One other thing to consider is REP-2004 (package quality declaration). While uptake is minimal I think we would want to sort packages by their overall code quality. Including REP-2004 as a metric might increase uptake.

1 Like

Some great things here. I made a few notes while checking it out. I hope you find them useful.

  • To me the downloads icon doesn’t seem clear. I understand it’s trying to match the style of “pkg_deps” and “dependants”. It still might benefit from adding the bar at the bottom of the arrow.
  • I like the idea of scrapping Github for unpublished packages, but it looks like it’s picking up the forks of existing projects as well, which leads to a lot of repeat packages. And I also wonder why not scrape Gitlab or other public repositories that we use.
  • Originally I thought I couldn’t get just released packages. Discovered the filter is released:released. Adding that to the examples in help would make it more discoverable. But it could be more intuitive , something like status:released and released:true.

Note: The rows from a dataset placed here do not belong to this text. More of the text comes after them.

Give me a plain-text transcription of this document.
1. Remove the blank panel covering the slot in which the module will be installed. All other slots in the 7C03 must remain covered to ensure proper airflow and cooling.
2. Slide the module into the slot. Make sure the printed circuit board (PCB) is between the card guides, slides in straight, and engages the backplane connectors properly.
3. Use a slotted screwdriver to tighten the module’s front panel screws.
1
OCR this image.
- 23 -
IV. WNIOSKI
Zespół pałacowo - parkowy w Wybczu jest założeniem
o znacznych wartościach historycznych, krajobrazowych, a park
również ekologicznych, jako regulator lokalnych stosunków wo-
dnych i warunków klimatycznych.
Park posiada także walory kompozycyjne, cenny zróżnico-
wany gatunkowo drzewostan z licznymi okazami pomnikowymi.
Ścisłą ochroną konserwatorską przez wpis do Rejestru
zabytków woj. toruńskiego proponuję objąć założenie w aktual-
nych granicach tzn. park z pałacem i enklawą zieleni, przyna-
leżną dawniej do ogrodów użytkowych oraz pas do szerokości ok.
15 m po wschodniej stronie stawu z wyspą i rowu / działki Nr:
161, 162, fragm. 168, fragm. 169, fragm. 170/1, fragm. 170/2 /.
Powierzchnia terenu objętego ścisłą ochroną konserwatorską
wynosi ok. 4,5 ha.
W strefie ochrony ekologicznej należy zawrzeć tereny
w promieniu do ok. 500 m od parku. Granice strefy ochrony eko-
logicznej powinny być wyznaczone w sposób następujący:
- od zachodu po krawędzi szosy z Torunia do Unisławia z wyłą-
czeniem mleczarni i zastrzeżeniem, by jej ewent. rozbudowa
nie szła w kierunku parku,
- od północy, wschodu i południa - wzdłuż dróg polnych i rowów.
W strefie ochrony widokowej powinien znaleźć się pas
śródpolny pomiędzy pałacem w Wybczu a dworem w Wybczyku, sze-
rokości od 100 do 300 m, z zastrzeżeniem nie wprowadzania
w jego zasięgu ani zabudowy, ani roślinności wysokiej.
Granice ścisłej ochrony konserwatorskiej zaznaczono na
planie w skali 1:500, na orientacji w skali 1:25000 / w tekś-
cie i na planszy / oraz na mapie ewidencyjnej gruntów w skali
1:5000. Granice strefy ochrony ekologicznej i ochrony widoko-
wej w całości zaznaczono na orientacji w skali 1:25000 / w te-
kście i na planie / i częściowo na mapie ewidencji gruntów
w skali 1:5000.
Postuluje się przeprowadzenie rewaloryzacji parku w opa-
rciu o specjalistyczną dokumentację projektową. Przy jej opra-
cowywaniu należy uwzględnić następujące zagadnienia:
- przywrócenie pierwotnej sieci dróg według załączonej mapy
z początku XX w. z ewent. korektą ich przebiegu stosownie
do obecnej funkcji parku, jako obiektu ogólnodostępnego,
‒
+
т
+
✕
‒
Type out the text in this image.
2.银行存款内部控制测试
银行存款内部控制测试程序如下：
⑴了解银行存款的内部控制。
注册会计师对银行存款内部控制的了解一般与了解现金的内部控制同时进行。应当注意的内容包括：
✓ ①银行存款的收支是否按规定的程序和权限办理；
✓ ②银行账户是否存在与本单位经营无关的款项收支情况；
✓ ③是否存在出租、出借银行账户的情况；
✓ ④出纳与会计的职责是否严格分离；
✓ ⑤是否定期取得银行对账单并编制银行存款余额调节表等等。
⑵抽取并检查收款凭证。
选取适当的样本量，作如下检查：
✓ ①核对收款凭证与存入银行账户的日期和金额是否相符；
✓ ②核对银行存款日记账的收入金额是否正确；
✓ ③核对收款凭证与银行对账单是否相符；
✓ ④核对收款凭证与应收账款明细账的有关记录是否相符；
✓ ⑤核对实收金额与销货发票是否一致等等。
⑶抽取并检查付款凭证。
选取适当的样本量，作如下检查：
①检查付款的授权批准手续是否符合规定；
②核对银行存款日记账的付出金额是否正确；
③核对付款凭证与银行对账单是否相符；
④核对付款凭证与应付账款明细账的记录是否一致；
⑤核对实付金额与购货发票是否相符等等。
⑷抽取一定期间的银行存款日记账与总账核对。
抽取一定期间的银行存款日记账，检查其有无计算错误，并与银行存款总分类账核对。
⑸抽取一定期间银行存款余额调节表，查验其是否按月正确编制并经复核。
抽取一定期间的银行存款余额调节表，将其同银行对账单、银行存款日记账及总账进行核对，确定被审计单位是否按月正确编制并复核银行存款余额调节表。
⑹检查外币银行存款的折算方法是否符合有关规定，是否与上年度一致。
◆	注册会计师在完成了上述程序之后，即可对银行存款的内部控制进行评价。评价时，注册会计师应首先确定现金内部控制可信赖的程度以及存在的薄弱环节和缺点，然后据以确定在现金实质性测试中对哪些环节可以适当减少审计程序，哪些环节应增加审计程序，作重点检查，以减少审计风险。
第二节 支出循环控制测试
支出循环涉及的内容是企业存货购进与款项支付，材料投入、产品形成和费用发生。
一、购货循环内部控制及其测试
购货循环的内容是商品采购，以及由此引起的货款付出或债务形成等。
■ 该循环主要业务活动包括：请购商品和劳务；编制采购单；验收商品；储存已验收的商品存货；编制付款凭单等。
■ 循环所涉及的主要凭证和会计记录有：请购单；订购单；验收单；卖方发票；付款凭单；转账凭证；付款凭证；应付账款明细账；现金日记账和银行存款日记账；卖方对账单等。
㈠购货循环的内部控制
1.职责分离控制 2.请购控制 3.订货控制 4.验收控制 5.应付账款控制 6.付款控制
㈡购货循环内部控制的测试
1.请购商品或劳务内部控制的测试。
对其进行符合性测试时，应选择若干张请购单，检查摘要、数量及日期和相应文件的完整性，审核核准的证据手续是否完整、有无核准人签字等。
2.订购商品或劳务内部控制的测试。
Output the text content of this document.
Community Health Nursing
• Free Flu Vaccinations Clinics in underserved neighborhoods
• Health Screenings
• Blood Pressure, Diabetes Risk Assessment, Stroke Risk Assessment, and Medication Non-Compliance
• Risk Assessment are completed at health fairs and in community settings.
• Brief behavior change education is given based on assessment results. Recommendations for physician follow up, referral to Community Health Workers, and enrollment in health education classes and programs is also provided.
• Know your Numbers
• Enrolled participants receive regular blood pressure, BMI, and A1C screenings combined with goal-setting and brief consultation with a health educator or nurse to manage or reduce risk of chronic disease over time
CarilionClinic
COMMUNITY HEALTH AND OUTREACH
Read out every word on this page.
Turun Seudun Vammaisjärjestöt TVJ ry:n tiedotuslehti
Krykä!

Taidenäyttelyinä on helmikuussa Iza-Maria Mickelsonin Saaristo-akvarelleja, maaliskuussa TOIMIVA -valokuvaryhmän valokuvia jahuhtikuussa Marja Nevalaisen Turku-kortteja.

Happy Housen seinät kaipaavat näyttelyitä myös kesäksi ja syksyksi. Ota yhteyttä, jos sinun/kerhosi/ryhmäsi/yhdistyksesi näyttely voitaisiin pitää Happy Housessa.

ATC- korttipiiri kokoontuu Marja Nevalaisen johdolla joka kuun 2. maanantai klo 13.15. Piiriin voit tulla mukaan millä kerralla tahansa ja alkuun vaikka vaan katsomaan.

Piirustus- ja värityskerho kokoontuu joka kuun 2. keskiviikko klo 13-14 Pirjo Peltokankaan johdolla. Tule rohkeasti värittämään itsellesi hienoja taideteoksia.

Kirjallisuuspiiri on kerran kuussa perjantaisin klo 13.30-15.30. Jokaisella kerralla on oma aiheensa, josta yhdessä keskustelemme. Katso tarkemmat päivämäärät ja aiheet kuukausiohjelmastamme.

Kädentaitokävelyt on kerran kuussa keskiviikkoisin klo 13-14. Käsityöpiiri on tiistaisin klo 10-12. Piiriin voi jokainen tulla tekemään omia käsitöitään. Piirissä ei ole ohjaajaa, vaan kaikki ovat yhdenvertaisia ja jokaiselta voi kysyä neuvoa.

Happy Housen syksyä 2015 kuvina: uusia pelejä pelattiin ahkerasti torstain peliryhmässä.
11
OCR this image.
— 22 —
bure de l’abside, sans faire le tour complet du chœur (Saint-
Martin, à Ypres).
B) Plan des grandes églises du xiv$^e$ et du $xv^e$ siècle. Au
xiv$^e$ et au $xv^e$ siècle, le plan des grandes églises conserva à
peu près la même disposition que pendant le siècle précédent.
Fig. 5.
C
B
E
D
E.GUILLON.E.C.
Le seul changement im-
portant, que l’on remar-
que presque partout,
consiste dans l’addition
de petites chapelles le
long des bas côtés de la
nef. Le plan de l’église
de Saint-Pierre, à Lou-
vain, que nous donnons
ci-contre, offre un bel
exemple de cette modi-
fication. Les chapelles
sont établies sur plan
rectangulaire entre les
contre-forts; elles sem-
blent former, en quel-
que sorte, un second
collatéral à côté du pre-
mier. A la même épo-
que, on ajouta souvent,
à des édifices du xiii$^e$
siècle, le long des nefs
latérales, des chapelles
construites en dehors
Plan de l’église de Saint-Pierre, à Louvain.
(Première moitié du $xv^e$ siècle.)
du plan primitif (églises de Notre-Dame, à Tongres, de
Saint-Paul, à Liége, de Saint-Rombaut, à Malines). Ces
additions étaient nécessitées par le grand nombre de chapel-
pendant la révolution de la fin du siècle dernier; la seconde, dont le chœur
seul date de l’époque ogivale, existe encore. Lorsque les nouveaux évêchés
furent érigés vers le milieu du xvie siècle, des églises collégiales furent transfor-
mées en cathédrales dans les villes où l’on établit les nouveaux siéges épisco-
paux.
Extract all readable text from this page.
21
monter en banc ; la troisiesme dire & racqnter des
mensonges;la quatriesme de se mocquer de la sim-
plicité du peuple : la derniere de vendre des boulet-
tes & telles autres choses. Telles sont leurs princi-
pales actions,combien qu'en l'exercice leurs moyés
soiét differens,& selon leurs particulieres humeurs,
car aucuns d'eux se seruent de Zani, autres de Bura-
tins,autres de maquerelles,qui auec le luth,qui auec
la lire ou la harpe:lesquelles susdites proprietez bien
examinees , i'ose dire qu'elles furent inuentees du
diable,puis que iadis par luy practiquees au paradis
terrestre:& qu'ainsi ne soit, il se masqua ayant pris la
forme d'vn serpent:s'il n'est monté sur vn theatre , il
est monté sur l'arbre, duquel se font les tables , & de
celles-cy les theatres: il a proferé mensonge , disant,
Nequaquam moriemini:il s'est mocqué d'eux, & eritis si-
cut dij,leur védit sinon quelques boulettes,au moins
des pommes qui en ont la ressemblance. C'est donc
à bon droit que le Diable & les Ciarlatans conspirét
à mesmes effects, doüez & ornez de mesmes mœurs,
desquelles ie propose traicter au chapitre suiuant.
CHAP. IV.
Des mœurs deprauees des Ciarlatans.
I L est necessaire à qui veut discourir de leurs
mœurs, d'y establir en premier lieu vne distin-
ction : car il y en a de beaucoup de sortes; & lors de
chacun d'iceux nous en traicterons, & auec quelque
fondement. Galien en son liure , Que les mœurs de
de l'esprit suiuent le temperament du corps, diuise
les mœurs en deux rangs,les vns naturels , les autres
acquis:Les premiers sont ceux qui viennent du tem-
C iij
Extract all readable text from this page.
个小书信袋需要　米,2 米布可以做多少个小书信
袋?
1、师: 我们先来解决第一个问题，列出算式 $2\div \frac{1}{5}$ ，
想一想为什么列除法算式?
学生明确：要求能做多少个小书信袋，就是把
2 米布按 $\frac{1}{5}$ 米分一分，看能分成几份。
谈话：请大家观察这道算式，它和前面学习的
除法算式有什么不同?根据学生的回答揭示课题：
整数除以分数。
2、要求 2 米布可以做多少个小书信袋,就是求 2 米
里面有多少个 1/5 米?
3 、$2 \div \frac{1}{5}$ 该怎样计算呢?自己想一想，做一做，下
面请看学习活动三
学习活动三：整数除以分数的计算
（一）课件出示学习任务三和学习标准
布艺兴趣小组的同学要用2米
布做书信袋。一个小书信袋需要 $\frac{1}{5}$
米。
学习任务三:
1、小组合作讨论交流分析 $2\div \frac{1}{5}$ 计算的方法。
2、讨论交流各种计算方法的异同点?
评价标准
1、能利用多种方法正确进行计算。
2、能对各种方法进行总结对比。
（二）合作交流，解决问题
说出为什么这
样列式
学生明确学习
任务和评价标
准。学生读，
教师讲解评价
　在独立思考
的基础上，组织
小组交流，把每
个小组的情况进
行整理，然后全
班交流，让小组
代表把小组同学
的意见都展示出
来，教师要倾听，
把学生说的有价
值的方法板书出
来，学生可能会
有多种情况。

Also I like Kat’s idea on showing package quality level, though I’m not sure where you’d be able to get that data. It’s probably not a metric that can be trusted to be accurately self-reported.

The current implementation limits Github repos to 15 stars or more. So I am only including about 1/3rd of the available repos. Practically, the limit on this is the size of the json files required to power the display and search table.

Unfortunately there is a complex bug in the open-source table package we are using that prevents multi-line support from working in our case. Also, including textual descriptions of all of the search columns would take up a lot of space, which you practically could only accommodate by reducing the number of displayed columns. Yes the column icons are hard to understand, but I don’t see a practical alternative.

We could rely more on search via textual input of the search field limits, but I really think the vast majority of users are going to rely on a simple text search field (like “audio” or “slam”) and then rely on the quick column sorting to locate what they are interested in (sort by github stars, or package downloads for example). The very fast sort and scrolling makes this approach feasible.

What am I likely to concretely actually try to implement in the official index.ros.org?

  • github HTML scraping. With this I can get repo description, github stars, and repo tags.
  • package download counts.

The inclusion of unreleased Github packages is much more problematic. That requires using the github API, which is severely limited in allowed queries. The code to do this requires hours to run while waiting for query rate limits, and pretty much needs to be babysat. I think I will do that manually for awhile into index.rosdabbler.com, but not attempt to implement that automatically in the ros infrastructure. I might be willing to fight those battles if there was a lot interest in this, but so far I am not seeing enough interest.